Entre ellos está Carlos García-Galán, ingeniero de la NASA y director del programa Base Lunar, que en conversación con Isabel Lobo ha explicado por qué la vuelta al satélite tiene tanto valor científico como humano.

Un momento histórico

García-Galán destacó que el lanzamiento ha supuesto una jornada de enorme tensión y emoción para todo el equipo. Según explicó, en una misión de este tipo "cada minuto es decisivo" y el trabajo no se detiene ni siquiera una vez iniciada la operación, porque todo puede cambiar en cualquier momento y hay que estar preparados para ajustar planes o actualizar software si fuera necesario.

El ingeniero subrayó que Artemis no es solo una misión de la NASA, sino un proyecto internacional en el que colaboran distintas agencias espaciales. Esa diversidad, dijo, añade complejidad, pero también aporta experiencia, confianza y capacidad para resolver problemas enormes.

Planes A, B y C

Preguntado por la preparación de la misión, García-Galán explicó que todo estaba pensado con varios escenarios de respuesta. "Siempre tenemos un plan A y después un plan B que está totalmente analizado", señaló, antes de añadir que también existe un plan C y otros de contingencia por si ocurre algo grave, como en el histórico caso del Apolo 13.

Ese margen de maniobra, insistió, es clave para afrontar una operación que depende de multitud de factores: desde el clima en el momento del despegue hasta el comportamiento de todos los sistemas de la nave y del cohete.

El reto del polo sur lunar

Uno de los grandes objetivos de Artemis es el polo sur de la Luna, una zona que, según García-Galán, presenta enormes dificultades técnicas. Allí hay cráteres, sombras permanentes y temperaturas extremas que obligan a diseñar sistemas capaces de sobrevivir a noches lunares de hasta 14 días.

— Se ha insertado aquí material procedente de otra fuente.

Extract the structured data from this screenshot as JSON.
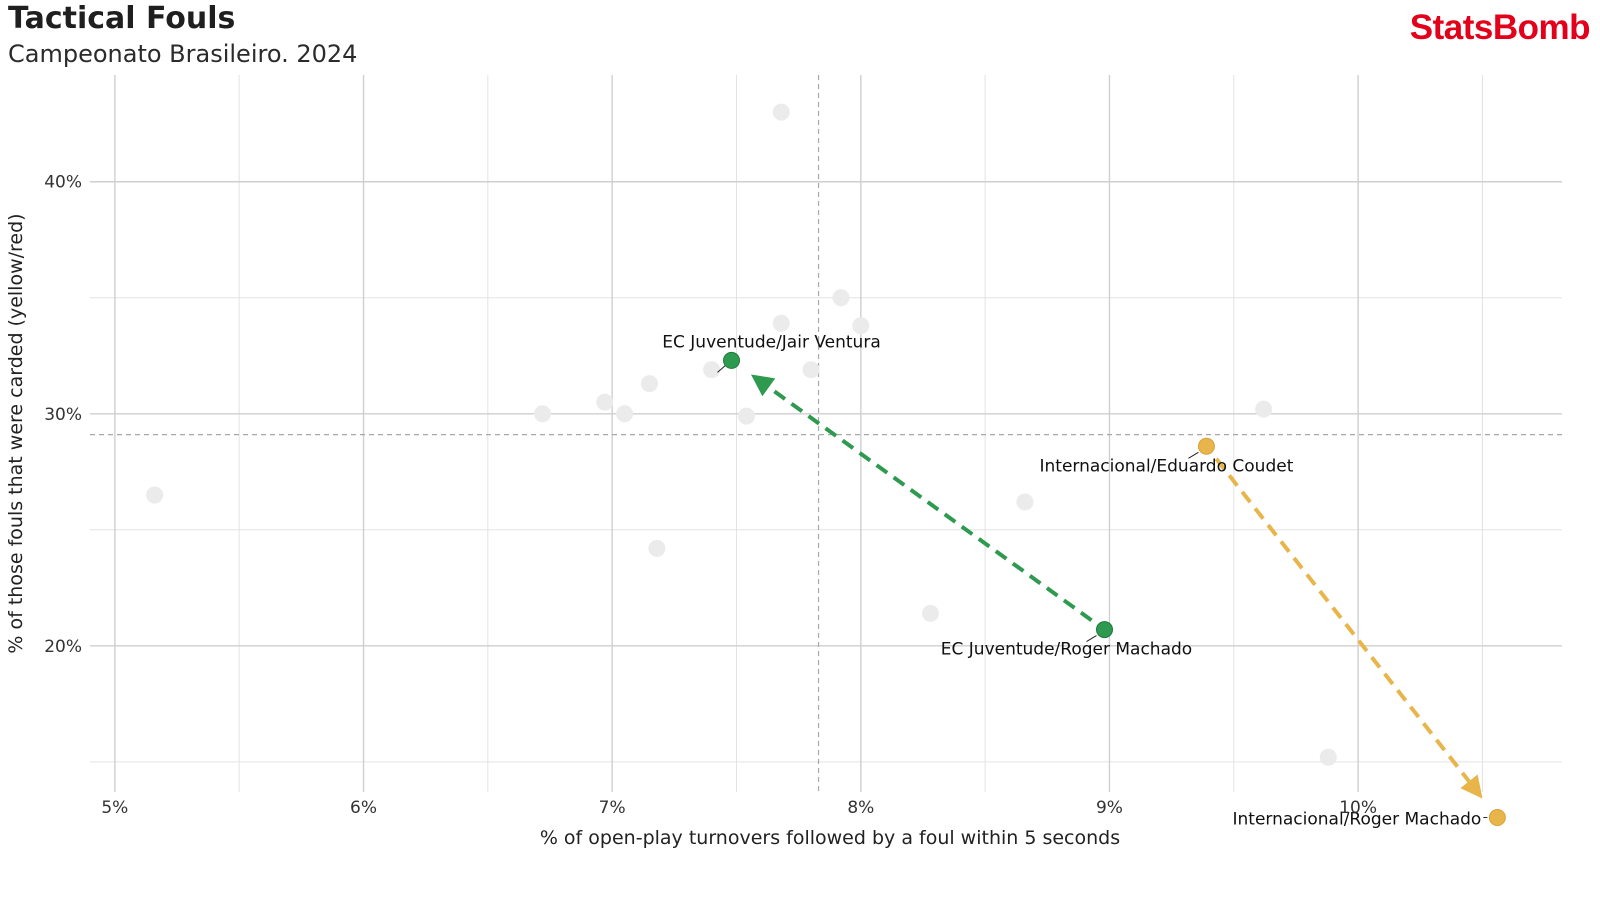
{
  "header": {
    "title": "Tactical Fouls",
    "subtitle": "Campeonato Brasileiro. 2024",
    "brand": "StatsBomb"
  },
  "colors": {
    "green": "#2e9a4f",
    "orange": "#e8b54a",
    "background_point": "#ebebeb",
    "brand": "#e3001b"
  },
  "chart_data": {
    "type": "scatter",
    "title": "Tactical Fouls",
    "subtitle": "Campeonato Brasileiro. 2024",
    "xlabel": "% of open-play turnovers followed by a foul within 5 seconds",
    "ylabel": "% of those fouls that were carded (yellow/red)",
    "x_ticks": [
      5,
      6,
      7,
      8,
      9,
      10
    ],
    "x_tick_labels": [
      "5%",
      "6%",
      "7%",
      "8%",
      "9%",
      "10%"
    ],
    "y_ticks": [
      20,
      30,
      40
    ],
    "y_tick_labels": [
      "20%",
      "30%",
      "40%"
    ],
    "xlim": [
      4.9,
      10.82
    ],
    "ylim": [
      13.7,
      44.6
    ],
    "grid": true,
    "x_mean": 7.83,
    "y_mean": 29.1,
    "background_points": [
      {
        "x": 5.16,
        "y": 26.5
      },
      {
        "x": 6.72,
        "y": 30.0
      },
      {
        "x": 6.97,
        "y": 30.5
      },
      {
        "x": 7.05,
        "y": 30.0
      },
      {
        "x": 7.15,
        "y": 31.3
      },
      {
        "x": 7.18,
        "y": 24.2
      },
      {
        "x": 7.4,
        "y": 31.9
      },
      {
        "x": 7.54,
        "y": 29.9
      },
      {
        "x": 7.68,
        "y": 43.0
      },
      {
        "x": 7.68,
        "y": 33.9
      },
      {
        "x": 7.8,
        "y": 31.9
      },
      {
        "x": 7.92,
        "y": 35.0
      },
      {
        "x": 8.0,
        "y": 33.8
      },
      {
        "x": 8.28,
        "y": 21.4
      },
      {
        "x": 8.66,
        "y": 26.2
      },
      {
        "x": 9.62,
        "y": 30.2
      },
      {
        "x": 9.88,
        "y": 15.2
      }
    ],
    "series": [
      {
        "name": "EC Juventude",
        "color": "#2e9a4f",
        "from": {
          "label": "EC Juventude/Roger Machado",
          "x": 8.98,
          "y": 20.7
        },
        "to": {
          "label": "EC Juventude/Jair Ventura",
          "x": 7.48,
          "y": 32.3
        }
      },
      {
        "name": "Internacional",
        "color": "#e8b54a",
        "from": {
          "label": "Internacional/Eduardo Coudet",
          "x": 9.39,
          "y": 28.6
        },
        "to": {
          "label": "Internacional/Roger Machado",
          "x": 10.56,
          "y": 12.6
        }
      }
    ]
  }
}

El ingeniero explicó que esa región interesa precisamente por lo que puede esconder: agua, recursos y materiales valiosos que lleven allí miles de millones de años. Por eso, remarcó, el desafío no es solo llegar, sino hacerlo con tecnologías que funcionen a la perfección en un entorno extremadamente hostil.

De Málaga a Houston

García-Galán repasó también su trayectoria personal, desde su infancia en Málaga hasta su llegada a la NASA. Contó que siempre supo que quería trabajar en el programa espacial y que dio pasos sucesivos hasta estudiar en Estados Unidos, incorporarse como controlador de vuelo en la Estación Espacial Internacional y asumir después más responsabilidades en proyectos como Orión.

Ahora lidera el equipo que impulsa la integración del módulo de servicio europeo y la nueva etapa del programa, centrada en la superficie lunar. "Me han confiado uno de los proyectos más importantes de la NASA", afirmó.

Por qué volver ahora

El ingeniero defendió que volver a la Luna es una obligación de su generación. A su juicio, aún sabemos muy poco del satélite y su exploración puede revelar secretos fundamentales del sistema solar y del universo. Además, recordó que los avances del programa Apolo tuvieron un impacto directo en la tecnología de uso cotidiano, como la microelectrónica y los teléfonos móviles.

También señaló que la misión obligará a desarrollar soluciones nuevas, como reactores nucleares capaces de proporcionar energía durante las largas noches lunares. "Imagínate los beneficios que eso puede traer también a la Tierra", apuntó.

Inspirar a los más jóvenes

Más allá de la ciencia, García-Galán insistió en el valor simbólico de Artemis. Cree que el proyecto puede servir de inspiración para miles de niños y niñas que ven en astronautas como Christina Koch un modelo de superación. Para él, el mensaje es claro: cualquiera puede liderar un proyecto de enorme complejidad si se prepara y se enfoca en su objetivo.

"Lo más bonito es poder tomar parte en hacer historia e inspirar a gente en el proceso", aseguró.

Client Challenge

Lo más difícil, añadió, es la responsabilidad de tomar decisiones constantes sabiendo que de ellas depende la seguridad de los astronautas.